Can usually be reversed by bronchodilators.
16-DOSAGE and ADMINISTRATION:
This product is an extendedrelease tablet intended for once daily administration, when switching from immediate release metoprolol to METOPROLOL XR, the same total daily dose of METOPROLOL XR should be used.
Patients should be advised to take METOPROLOL XR regularly and continuously, as directed, preferably with or immediately following meals. If a dose should be missed, the patient should take only the next scheduled dose (without doubling it). Patients should not interrupt or discontinue METOPROLOL XR without consulting the physician. METOPROLOL XR tablets are scored and can be divided; however, the whole or half tablet should be swallowed whole and not chewed or crushed.
The usual initial dosage is 25 to 100 mg daily in a single dose, whether used alone or added to a diuretic. The dosage may be increased at weekly (or longer) intervals until optimum blood pressure reduction is achieved. In general, the maximum effect of any given dosage level will be apparent after 1 week of therapy.
Pediatric Hypertensive Patients ≥ 6 Years of age:
The recommended starting dose of METOPROLOL XR is 1 mg/kg once daily, but the maximum initial dose should not exceed 50mg once daily. Dosage should be adjusted according to blood pressure response. Doses above 2mg/kg (or in excess of 200mg) once daily have not been studied in pediatric patients METOPROLOL XR is not recommended in pediatric patients < 6 years of age.
The dosage of METOPROLOL XR should be individualized. The usual initial dosage is 100mg daily, given in a single dose. The dosage may be gradually increased at weekly intervals until optimum clinical response has been obtained or there is a pronounced slowing of the heart rate, if treatment is to be discontinued, the dosage should be reduced gradually over a period of 1-2 weeks.
Dosage must be individualized and closely monitored during up-titration. Prior to initiation of METOPROLOL XR, the dosing of diuretics, ACE inhibitors, and digitalis (if used) should be stabilized. The recommended starting dose of METOPROLOL XR is 25mg once daily for two weeks in patients with NYHA Class II heart failure and 12.5mg once daily in patients with more severe heart failure. The dose should then be doubled every two weeks to the highest dosage level tolerated by the patient or up to 200mg of METOPROLOL XR.

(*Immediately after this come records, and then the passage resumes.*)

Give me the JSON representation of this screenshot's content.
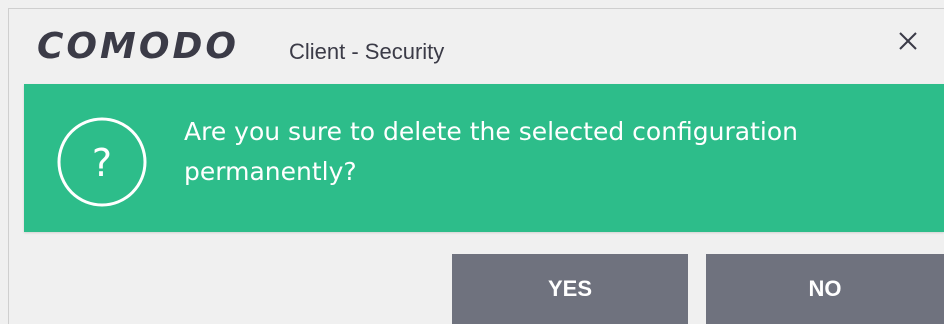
{
  "window": {
    "brand": "COMODO",
    "title": "Client - Security"
  },
  "dialog": {
    "icon": "question-circle-icon",
    "message": "Are you sure to delete the selected configuration permanently?",
    "yes_label": "YES",
    "no_label": "NO"
  },
  "colors": {
    "banner": "#2dbd8a",
    "button": "#6f727e",
    "brand_text": "#3b3b47",
    "background": "#f0f0f0"
  }
}
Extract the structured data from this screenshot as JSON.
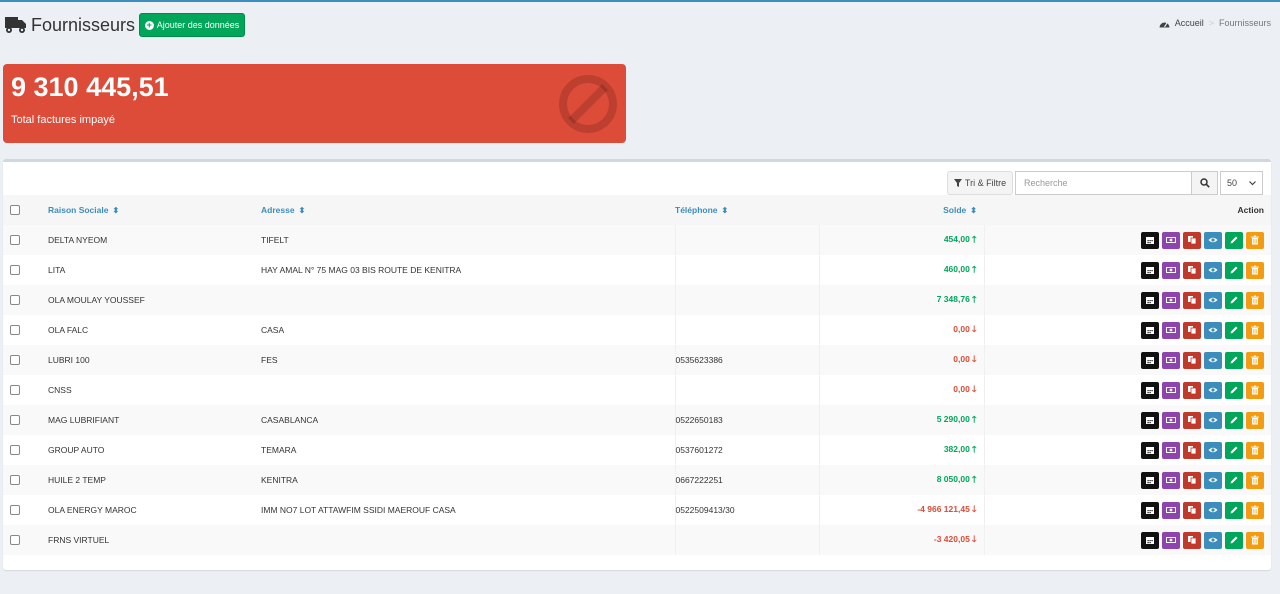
{
  "header": {
    "title": "Fournisseurs",
    "add_button": "Ajouter des données",
    "breadcrumb": {
      "home": "Accueil",
      "current": "Fournisseurs"
    }
  },
  "stat": {
    "value": "9 310 445,51",
    "label": "Total factures impayé"
  },
  "toolbar": {
    "filter_label": "Tri & Filtre",
    "search_placeholder": "Recherche",
    "per_page": "50"
  },
  "table": {
    "headers": {
      "raison": "Raison Sociale",
      "adresse": "Adresse",
      "telephone": "Téléphone",
      "solde": "Solde",
      "action": "Action"
    },
    "rows": [
      {
        "raison": "DELTA NYEOM",
        "adresse": "TIFELT",
        "telephone": "",
        "solde": "454,00",
        "trend": "up"
      },
      {
        "raison": "LITA",
        "adresse": "HAY AMAL N° 75 MAG 03 BIS ROUTE DE KENITRA",
        "telephone": "",
        "solde": "460,00",
        "trend": "up"
      },
      {
        "raison": "OLA MOULAY YOUSSEF",
        "adresse": "",
        "telephone": "",
        "solde": "7 348,76",
        "trend": "up"
      },
      {
        "raison": "OLA FALC",
        "adresse": "CASA",
        "telephone": "",
        "solde": "0,00",
        "trend": "down"
      },
      {
        "raison": "LUBRI 100",
        "adresse": "FES",
        "telephone": "0535623386",
        "solde": "0,00",
        "trend": "down"
      },
      {
        "raison": "CNSS",
        "adresse": "",
        "telephone": "",
        "solde": "0,00",
        "trend": "down"
      },
      {
        "raison": "MAG LUBRIFIANT",
        "adresse": "CASABLANCA",
        "telephone": "0522650183",
        "solde": "5 290,00",
        "trend": "up"
      },
      {
        "raison": "GROUP AUTO",
        "adresse": "TEMARA",
        "telephone": "0537601272",
        "solde": "382,00",
        "trend": "up"
      },
      {
        "raison": "HUILE 2 TEMP",
        "adresse": "KENITRA",
        "telephone": "0667222251",
        "solde": "8 050,00",
        "trend": "up"
      },
      {
        "raison": "OLA ENERGY MAROC",
        "adresse": "IMM NO7 LOT ATTAWFIM SSIDI MAEROUF CASA",
        "telephone": "0522509413/30",
        "solde": "-4 966 121,45",
        "trend": "down"
      },
      {
        "raison": "FRNS VIRTUEL",
        "adresse": "",
        "telephone": "",
        "solde": "-3 420,05",
        "trend": "down"
      }
    ]
  },
  "colors": {
    "accent": "#3c8dbc",
    "danger": "#dd4b39",
    "success": "#00a65a",
    "warning": "#f39c12",
    "purple": "#8e44ad"
  },
  "icons": [
    "truck-icon",
    "plus-circle-icon",
    "dashboard-icon",
    "ban-icon",
    "filter-icon",
    "search-icon",
    "calendar-icon",
    "money-icon",
    "copy-icon",
    "eye-icon",
    "pencil-icon",
    "trash-icon"
  ]
}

MOPROL 25 XR - XR/F.C.Tablets: Carton package of 30 Extended Release Film coated Tablets in blister.
MOPROL 50 XR - XR/F.C.Tablets: Carton package of 30 Extended Release Film coated Tablets in blister.
MOPROL 100 XR - XR/F.C.Tablets: Carton package of 30 Extended Release Film coated Tablets in blister.
MOPROL 200 XR - XR/F.C.Tablets: Carton package of 30 Extended Release Film coated Tablets in blister.
Store MOPROL XR - XR/F.C.Tablets at 25°C. Excursions permitted to 15-30°C.